Quando la stratosfera entra in questo tipo di regime, le conseguenze si riflettono spesso sulla circolazione troposferica, con un aumento della probabilità di scambi meridiani e di irruzioni fredde alle medie latitudini.
Cos’è il Vortice Polare e perché è determinante per l’inverno
Nel semestre freddo, l’emisfero nord è dominato da una grande circolazione ciclonica che avvolge l’Artico: il Vortice Polare. In termini operativi è utile distinguere:
- Vortice troposferico, collegato direttamente a jet stream, tempeste extratropicali e onde planetarie.
- Vortice stratosferico, tra circa 10 e 50 km di quota, vero regolatore “alto” del regime invernale.
Quando il vortice stratosferico è compatto e profondo, i venti zonali restano forti e occidentali alle alte latitudini e l’aria più gelida tende a rimanere confinata in area artica. Al contrario, un vortice debole, disturbato o spezzato favorisce un getto più ondulato, un aumento del flusso meridiano e un rischio più elevato di discese fredde verso Nord America ed Europa.

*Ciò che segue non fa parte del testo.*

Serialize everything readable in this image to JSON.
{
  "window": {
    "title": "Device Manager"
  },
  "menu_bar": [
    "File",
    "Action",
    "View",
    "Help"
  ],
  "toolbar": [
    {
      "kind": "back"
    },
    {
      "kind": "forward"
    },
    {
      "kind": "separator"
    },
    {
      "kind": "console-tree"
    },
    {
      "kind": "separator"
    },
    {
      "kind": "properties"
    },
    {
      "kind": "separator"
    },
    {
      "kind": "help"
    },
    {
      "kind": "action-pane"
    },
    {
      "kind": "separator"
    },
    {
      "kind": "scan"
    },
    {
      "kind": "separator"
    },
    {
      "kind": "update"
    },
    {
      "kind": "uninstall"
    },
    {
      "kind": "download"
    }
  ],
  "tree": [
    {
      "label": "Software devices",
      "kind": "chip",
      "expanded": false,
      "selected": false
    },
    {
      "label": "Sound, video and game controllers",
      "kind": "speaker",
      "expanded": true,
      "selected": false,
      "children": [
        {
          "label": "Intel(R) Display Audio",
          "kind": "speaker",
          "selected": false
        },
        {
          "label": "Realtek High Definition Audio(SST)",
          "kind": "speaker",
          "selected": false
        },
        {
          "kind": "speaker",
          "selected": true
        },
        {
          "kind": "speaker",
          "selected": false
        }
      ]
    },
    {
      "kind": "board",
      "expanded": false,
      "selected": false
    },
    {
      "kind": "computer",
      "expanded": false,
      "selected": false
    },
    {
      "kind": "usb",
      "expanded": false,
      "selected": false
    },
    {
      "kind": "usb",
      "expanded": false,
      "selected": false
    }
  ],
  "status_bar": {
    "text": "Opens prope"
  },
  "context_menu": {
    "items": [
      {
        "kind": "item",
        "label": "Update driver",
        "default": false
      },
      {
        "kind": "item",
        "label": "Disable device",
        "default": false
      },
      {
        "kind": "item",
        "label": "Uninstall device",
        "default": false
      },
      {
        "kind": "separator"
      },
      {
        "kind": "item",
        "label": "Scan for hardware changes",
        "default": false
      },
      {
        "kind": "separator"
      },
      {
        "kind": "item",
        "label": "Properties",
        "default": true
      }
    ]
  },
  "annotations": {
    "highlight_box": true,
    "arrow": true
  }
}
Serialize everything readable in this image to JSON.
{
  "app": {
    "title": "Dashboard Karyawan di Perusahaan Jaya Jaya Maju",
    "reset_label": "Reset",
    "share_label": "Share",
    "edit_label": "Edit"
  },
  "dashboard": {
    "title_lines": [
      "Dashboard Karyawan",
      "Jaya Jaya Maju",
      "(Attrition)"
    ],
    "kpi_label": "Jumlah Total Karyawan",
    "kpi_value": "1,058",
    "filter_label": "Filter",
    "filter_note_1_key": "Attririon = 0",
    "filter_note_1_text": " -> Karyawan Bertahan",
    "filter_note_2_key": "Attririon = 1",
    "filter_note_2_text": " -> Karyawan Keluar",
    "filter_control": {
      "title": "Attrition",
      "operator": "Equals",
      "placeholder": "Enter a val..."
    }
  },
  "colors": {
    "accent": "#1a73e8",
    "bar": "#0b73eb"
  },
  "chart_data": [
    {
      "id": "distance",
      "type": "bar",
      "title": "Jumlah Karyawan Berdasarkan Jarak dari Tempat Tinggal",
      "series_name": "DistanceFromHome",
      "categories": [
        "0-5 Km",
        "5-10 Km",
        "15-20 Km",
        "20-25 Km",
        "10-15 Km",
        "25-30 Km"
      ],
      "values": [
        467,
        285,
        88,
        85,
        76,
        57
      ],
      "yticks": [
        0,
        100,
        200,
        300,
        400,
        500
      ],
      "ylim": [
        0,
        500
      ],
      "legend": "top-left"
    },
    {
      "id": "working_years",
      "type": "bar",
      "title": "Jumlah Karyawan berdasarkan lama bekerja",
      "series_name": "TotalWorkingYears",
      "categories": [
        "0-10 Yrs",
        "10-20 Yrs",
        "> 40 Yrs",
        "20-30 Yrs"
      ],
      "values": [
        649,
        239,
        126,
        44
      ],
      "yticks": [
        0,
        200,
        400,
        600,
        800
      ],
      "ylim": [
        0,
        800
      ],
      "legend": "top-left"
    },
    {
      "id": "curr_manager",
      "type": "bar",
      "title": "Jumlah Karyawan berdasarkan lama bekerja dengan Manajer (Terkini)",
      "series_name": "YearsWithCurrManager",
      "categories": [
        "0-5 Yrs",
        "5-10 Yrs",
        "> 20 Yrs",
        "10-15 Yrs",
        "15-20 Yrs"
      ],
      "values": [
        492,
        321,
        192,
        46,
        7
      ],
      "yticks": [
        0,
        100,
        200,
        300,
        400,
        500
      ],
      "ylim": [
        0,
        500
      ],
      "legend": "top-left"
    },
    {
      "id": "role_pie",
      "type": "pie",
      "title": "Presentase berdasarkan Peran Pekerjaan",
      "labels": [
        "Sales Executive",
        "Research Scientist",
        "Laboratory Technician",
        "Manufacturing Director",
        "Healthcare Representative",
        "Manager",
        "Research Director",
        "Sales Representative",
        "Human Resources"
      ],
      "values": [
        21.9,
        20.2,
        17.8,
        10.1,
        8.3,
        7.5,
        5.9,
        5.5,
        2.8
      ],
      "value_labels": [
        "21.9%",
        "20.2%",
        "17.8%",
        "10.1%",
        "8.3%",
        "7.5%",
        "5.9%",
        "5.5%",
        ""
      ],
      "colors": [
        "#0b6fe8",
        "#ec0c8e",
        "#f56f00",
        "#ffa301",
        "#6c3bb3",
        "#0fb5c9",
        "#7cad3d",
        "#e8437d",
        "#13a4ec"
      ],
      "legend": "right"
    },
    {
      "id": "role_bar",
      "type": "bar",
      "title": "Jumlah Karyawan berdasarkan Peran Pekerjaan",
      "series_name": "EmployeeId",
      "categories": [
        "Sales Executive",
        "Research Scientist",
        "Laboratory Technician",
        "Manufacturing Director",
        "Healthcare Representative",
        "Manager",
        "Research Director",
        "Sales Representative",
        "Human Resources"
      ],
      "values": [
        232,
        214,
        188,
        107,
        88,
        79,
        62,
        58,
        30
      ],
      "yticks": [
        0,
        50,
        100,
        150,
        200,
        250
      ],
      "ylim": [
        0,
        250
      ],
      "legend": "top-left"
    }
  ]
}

Fase pre-split: vortice allungato, onde planetarie e risposta già visibile
Le proiezioni in quota descrivono un vortice già deformato e disassato, sollecitato da robuste onde planetarie che trasportano calore verso il Polo. In queste fasi il vortice tende a stirarsi e a perdere simmetria, predisponendosi allo split in due lobi principali. In genere uno dei lobi può essere proiettato verso il Nord America, mentre l’altro rimane più legato al comparto euro-asiatico, con esiti diversi sulla distribuzione del freddo.

Questa configurazione ha già una risposta ai livelli inferiori: blocchi alle alte latitudini, anomalia positiva di geopotenziale in area artica e un getto più ondulato, elementi che aumentano l’energia disponibile per eventi invernali severi, soprattutto sul continente nordamericano.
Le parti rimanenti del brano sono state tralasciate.